If you are dying for a loan to start a project in your estate, there is no more need to shop around.

There will soon be funds that you could borrow and return without paying a single cent as interest.

All you need to do is to join a group that will be able to convince the State that it could make good use of up to Sh500,000.

If your group is approved then State officials in your constituency or you MP will issue a cheque in public.

Uwezo Fund, a new entity by the Jubilee government meant to lend interest-free loans to young jobless youth and women, will soon begin operations.

It has been kick-started through Sh6 billion that would have been used in for a presidential run-off in April. Groups can borrow up to Sh500,000 as business loans and will be allowed a four-month grace period, Machel Waikenda, a government youth adviser, told The Nairobian.

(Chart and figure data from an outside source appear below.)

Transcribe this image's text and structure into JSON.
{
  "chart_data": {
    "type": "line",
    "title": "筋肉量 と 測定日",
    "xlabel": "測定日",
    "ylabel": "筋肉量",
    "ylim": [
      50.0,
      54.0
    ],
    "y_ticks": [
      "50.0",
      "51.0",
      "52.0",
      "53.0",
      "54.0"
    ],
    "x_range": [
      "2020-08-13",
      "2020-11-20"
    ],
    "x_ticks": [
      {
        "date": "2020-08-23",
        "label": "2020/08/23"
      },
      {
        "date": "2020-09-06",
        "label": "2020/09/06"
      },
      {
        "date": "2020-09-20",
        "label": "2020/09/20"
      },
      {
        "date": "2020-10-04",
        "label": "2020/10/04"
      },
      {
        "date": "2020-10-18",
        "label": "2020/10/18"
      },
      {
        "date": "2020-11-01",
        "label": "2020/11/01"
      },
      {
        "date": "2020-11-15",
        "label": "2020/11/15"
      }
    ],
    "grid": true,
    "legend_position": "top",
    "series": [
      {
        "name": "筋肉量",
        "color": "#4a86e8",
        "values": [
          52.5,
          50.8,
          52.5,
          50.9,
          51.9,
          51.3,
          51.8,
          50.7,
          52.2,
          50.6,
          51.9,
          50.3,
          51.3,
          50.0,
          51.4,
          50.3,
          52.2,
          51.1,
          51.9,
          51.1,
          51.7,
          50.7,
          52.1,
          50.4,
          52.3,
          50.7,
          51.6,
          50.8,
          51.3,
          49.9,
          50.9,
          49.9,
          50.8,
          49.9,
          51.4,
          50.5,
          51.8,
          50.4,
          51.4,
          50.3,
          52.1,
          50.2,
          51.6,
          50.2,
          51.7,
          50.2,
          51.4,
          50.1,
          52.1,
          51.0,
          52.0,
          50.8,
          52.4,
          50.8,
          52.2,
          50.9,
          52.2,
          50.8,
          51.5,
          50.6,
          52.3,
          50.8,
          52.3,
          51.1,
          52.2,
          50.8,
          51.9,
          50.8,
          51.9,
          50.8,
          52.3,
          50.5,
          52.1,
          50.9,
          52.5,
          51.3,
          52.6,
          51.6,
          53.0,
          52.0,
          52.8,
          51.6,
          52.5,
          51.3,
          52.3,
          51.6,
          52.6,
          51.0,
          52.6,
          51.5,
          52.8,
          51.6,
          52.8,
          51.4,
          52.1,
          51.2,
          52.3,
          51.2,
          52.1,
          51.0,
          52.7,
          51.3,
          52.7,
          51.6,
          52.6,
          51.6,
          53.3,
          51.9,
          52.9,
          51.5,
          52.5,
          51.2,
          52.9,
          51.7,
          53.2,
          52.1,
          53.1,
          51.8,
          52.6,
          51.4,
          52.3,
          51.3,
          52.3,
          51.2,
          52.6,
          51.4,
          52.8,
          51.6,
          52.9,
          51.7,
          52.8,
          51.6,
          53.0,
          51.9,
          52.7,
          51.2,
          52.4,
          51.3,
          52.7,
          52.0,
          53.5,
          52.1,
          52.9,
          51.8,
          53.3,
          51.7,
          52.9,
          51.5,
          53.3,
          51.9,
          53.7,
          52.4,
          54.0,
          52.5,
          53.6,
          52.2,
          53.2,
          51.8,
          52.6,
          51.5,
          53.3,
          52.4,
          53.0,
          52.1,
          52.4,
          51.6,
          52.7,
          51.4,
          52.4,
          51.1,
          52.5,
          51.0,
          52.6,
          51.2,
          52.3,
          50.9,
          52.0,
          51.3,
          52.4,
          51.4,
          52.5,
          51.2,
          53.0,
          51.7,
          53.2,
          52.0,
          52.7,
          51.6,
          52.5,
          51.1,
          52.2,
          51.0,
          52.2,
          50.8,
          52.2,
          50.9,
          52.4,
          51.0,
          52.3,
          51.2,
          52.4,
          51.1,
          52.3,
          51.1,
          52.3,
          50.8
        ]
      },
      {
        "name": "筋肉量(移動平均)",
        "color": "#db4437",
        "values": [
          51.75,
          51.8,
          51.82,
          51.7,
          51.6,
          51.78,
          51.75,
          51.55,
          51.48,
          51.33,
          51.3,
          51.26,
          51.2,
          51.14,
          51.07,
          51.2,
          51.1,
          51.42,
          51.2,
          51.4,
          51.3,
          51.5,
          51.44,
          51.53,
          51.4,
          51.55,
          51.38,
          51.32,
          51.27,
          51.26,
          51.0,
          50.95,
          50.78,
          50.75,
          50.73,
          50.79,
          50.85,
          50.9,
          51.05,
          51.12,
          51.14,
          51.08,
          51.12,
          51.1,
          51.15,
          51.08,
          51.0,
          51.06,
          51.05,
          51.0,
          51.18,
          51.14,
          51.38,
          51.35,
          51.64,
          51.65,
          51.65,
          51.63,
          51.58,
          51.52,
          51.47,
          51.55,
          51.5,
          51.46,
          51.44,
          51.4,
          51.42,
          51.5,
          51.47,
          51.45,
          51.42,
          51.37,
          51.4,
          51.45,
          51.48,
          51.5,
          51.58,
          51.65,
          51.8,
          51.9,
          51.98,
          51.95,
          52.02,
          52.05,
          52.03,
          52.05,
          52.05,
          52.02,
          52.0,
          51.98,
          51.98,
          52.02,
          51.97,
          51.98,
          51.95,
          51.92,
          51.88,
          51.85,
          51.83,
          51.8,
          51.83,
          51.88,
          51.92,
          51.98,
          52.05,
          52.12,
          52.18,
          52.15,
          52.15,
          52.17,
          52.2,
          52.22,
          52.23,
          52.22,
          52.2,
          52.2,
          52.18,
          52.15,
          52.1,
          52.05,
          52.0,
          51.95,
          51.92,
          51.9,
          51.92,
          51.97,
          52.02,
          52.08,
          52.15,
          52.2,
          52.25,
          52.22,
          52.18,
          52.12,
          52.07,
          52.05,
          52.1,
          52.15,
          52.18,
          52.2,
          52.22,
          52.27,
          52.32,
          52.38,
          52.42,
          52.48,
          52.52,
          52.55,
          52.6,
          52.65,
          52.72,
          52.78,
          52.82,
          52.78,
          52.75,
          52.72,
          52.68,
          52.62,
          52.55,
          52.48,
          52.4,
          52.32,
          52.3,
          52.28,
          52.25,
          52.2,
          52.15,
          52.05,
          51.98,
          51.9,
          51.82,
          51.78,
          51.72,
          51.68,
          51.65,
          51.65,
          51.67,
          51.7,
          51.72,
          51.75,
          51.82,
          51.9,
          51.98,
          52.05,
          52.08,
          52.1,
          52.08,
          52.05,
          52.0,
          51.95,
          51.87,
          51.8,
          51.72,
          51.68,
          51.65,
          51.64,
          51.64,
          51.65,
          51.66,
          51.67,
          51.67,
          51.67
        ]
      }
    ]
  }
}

Youth and women groups will access the money through Uwezo Fund Committees (UFC) that will be based in the constituencies.

Borrowers will be registered women and youth groups who will in turn lend to their individual members, based on the business viability of their proposals and the ability to pay back.

This means for an individual youth or women to benefit, they must be members of a registered group. Applications will be presented to the UFC which will review and decide who gets the loan based on viability of the projects.  To enhance transparency, the committees will be expected to issue cheques to beneficiaries in public.

“Placing the money under the patronage of members of Parliament and the CDF was ill advised since many will start politicising the loans,” Nahashon Masharia, the chairman of Kasarani-based Maisha Dhabiti Self Help Group, said.

“UFC should have been constituted of youth and women elected by the people, not CDF appointees.” Uwezo will be under the Ministry of Devolution and Planning and will be managed by the UFCs across the 290 constituencies in the country.  The county woman representative will be the patron of the fund at the county level, meaning Rachael Shebesh will be in charge of the Nairobi UFCs.

“Individual enterprises that will access the money must be in groups. Other people must sign up for them so that if they default, we have a way of catching up with them and recovering the money,” Devolution Cabinet secretary Anne Waiguru told our sister publication The Standard on Saturday.

 “The fund will operate more or less like chamas. It is important to have proper accounting systems”.